The Fraternal Order of Police said on Thursday that it was not happy about the Ohio State Highway Patrol's plan to crack down on dangerous driving in three cities, including Columbus.
In June, troopers will also focus on dangerous driving, with around-the-clock operations also planned for Cincinnati and Cleveland, 10TV's Maureen Kocot reported.
"We've gone from having troopers from adjacent patrol posts provide that visibility on (Interstate) 270 to having 17 troopers assigned here in Franklin County," said Ohio State Highway Patrol Lt. Gary Lewis.
Franklin County leads the state in traffic fatalities. Troopers said that they have investigated 20 fatal crashes so far in 2012.
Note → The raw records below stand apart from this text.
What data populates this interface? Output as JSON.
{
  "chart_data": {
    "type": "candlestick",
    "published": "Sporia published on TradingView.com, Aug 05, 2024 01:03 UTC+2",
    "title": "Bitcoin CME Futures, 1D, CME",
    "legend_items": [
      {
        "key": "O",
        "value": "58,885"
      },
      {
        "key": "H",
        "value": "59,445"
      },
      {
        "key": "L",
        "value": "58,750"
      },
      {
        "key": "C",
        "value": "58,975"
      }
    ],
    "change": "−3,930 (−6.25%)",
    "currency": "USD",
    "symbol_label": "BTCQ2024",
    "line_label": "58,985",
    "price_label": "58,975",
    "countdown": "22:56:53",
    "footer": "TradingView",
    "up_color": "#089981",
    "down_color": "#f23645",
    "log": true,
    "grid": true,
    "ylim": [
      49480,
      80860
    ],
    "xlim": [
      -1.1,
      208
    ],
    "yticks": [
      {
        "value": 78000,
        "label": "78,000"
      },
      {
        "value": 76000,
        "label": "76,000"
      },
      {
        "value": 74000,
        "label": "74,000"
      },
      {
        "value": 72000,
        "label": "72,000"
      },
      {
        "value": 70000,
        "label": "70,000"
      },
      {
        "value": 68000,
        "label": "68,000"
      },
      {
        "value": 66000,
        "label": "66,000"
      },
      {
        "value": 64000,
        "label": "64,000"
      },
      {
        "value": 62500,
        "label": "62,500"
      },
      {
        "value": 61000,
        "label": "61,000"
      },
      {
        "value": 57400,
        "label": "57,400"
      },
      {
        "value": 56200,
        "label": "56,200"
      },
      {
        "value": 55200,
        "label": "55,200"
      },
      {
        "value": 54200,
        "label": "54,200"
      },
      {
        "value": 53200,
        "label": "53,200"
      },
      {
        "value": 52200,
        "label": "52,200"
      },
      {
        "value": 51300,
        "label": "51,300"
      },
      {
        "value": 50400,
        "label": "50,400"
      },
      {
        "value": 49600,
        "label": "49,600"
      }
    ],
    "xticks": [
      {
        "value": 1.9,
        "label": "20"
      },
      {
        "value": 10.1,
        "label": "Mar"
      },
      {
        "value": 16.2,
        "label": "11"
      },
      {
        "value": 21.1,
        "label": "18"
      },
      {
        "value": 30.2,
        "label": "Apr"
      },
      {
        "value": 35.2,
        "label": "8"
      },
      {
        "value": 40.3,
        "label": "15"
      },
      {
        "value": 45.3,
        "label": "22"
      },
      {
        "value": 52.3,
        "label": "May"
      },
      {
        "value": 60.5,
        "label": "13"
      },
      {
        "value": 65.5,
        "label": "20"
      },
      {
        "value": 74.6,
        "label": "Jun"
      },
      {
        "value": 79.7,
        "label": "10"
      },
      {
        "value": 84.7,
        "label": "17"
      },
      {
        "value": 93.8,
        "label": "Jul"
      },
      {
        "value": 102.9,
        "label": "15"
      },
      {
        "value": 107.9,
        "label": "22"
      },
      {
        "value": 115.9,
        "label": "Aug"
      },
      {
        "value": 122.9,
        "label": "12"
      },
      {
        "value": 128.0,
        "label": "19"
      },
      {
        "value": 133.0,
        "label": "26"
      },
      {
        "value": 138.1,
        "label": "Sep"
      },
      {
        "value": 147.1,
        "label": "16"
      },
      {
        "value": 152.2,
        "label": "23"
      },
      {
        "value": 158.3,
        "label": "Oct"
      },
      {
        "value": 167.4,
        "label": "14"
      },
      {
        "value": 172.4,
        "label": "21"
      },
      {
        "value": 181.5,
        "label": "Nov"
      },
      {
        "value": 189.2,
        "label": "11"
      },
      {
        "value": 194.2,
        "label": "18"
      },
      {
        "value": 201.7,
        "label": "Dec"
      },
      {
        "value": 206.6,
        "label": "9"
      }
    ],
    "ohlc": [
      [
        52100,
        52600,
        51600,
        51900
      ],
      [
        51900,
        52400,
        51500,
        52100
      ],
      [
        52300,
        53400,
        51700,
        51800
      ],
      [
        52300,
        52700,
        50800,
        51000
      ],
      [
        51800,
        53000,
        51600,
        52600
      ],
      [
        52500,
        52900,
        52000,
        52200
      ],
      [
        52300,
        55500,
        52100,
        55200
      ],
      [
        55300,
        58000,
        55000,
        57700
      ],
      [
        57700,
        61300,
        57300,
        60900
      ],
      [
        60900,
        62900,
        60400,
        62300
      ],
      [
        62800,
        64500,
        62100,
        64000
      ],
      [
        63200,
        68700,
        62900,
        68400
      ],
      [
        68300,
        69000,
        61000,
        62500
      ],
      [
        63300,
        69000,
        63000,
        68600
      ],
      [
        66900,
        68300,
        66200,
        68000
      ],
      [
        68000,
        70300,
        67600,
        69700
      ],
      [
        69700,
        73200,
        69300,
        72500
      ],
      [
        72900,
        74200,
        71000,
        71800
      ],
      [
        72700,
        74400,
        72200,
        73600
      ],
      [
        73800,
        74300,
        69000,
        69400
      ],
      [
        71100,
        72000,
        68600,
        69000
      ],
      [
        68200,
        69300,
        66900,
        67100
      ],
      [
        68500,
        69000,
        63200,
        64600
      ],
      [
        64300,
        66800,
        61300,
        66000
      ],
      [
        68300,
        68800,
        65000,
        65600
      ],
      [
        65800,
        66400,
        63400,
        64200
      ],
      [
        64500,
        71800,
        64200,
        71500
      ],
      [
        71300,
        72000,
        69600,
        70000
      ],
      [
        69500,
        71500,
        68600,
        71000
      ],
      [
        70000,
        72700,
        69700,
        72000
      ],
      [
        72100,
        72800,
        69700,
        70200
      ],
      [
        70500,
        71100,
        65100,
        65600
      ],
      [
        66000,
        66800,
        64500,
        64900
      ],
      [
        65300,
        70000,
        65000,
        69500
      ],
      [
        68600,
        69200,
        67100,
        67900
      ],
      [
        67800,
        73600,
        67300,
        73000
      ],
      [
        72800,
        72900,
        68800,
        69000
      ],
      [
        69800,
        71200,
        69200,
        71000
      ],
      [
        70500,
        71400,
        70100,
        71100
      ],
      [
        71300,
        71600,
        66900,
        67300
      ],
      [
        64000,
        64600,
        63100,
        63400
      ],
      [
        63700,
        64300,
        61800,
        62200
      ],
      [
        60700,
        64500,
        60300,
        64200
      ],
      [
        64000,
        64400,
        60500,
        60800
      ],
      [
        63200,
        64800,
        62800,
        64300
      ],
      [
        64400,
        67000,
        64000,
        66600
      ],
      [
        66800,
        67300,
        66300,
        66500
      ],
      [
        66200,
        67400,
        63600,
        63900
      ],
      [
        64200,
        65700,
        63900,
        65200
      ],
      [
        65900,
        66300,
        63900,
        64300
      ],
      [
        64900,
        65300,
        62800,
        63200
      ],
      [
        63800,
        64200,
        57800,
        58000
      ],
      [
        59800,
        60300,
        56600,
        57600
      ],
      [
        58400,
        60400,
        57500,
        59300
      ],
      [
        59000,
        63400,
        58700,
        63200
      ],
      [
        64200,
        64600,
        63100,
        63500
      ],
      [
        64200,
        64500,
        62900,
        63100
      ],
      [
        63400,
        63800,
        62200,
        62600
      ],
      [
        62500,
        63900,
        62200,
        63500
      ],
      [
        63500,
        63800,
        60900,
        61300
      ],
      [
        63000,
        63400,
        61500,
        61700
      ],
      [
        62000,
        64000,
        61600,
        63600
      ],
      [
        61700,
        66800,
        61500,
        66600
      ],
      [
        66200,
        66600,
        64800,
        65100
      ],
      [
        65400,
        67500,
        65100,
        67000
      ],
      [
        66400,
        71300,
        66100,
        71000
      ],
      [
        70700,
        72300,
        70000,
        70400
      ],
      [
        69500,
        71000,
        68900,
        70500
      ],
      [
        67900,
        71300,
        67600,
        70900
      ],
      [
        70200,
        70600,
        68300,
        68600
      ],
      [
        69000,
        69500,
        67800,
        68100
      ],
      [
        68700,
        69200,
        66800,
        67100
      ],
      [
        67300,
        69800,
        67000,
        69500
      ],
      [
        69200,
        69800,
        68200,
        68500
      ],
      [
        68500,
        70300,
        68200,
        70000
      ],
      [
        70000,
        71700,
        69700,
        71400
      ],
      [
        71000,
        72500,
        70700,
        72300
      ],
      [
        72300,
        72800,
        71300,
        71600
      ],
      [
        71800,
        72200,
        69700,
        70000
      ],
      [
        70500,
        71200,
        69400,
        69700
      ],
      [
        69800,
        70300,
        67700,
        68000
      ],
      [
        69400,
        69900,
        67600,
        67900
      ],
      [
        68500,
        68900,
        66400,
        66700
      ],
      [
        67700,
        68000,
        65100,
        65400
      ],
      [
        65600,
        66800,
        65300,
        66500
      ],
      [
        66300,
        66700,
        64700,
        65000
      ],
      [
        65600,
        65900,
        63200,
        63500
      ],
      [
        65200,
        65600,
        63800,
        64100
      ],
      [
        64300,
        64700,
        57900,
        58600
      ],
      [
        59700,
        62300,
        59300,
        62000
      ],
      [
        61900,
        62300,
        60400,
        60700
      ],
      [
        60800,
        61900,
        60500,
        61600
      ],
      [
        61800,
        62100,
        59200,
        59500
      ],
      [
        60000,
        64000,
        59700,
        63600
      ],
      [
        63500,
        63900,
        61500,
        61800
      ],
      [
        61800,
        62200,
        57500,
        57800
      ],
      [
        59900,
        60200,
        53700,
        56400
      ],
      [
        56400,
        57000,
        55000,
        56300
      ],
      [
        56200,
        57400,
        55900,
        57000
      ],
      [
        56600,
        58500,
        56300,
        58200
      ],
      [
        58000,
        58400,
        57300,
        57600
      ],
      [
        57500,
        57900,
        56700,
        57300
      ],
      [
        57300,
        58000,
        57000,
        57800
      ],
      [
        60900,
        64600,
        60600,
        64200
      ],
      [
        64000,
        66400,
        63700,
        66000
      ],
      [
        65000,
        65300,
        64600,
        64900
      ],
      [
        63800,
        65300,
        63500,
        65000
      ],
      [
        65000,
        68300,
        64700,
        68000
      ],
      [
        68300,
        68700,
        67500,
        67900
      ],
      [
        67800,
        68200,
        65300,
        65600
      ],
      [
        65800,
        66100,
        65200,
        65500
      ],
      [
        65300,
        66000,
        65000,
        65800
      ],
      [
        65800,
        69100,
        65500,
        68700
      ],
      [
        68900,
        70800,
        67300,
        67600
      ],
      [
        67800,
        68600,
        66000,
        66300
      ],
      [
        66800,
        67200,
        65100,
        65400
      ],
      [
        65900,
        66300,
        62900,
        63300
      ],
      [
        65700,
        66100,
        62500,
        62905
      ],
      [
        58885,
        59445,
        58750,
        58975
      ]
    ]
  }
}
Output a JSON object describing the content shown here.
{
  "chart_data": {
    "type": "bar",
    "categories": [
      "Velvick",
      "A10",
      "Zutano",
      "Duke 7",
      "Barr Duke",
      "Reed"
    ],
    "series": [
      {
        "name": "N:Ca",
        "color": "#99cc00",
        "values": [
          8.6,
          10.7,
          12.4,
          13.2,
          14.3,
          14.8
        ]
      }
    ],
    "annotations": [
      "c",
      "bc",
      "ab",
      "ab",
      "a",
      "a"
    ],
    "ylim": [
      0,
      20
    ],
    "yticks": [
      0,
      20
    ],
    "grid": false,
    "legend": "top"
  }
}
The FOP, the union that represents police officers and sheriff's deputies, is complaining because Ohio budget cuts have forced layoffs of both officers and deputies.
"Look at all the agencies in Franklin County, these interstates are pretty well covered," said Michael Weinman, the FOP's Director of Government Affairs.
Weinman argued that the state is funding three Ohio State Highway Patrol classes this year.
The FOP pointed to the patrol's increased involvement in drug seizures in Ohio and a bid to serve as gaming agents in Ohio's privately owned casinos.
"I think all law enforcement agencies have the same goal; reduce crime and save lives," Lewis said.
A statement from Gov. John Kasich's office said that he believes both police and the Ohio State Highway Patrol have the same goal to keep Ohioans safe, but said any suggestions that there is a secret plan to create a statewide police force is "completely silly."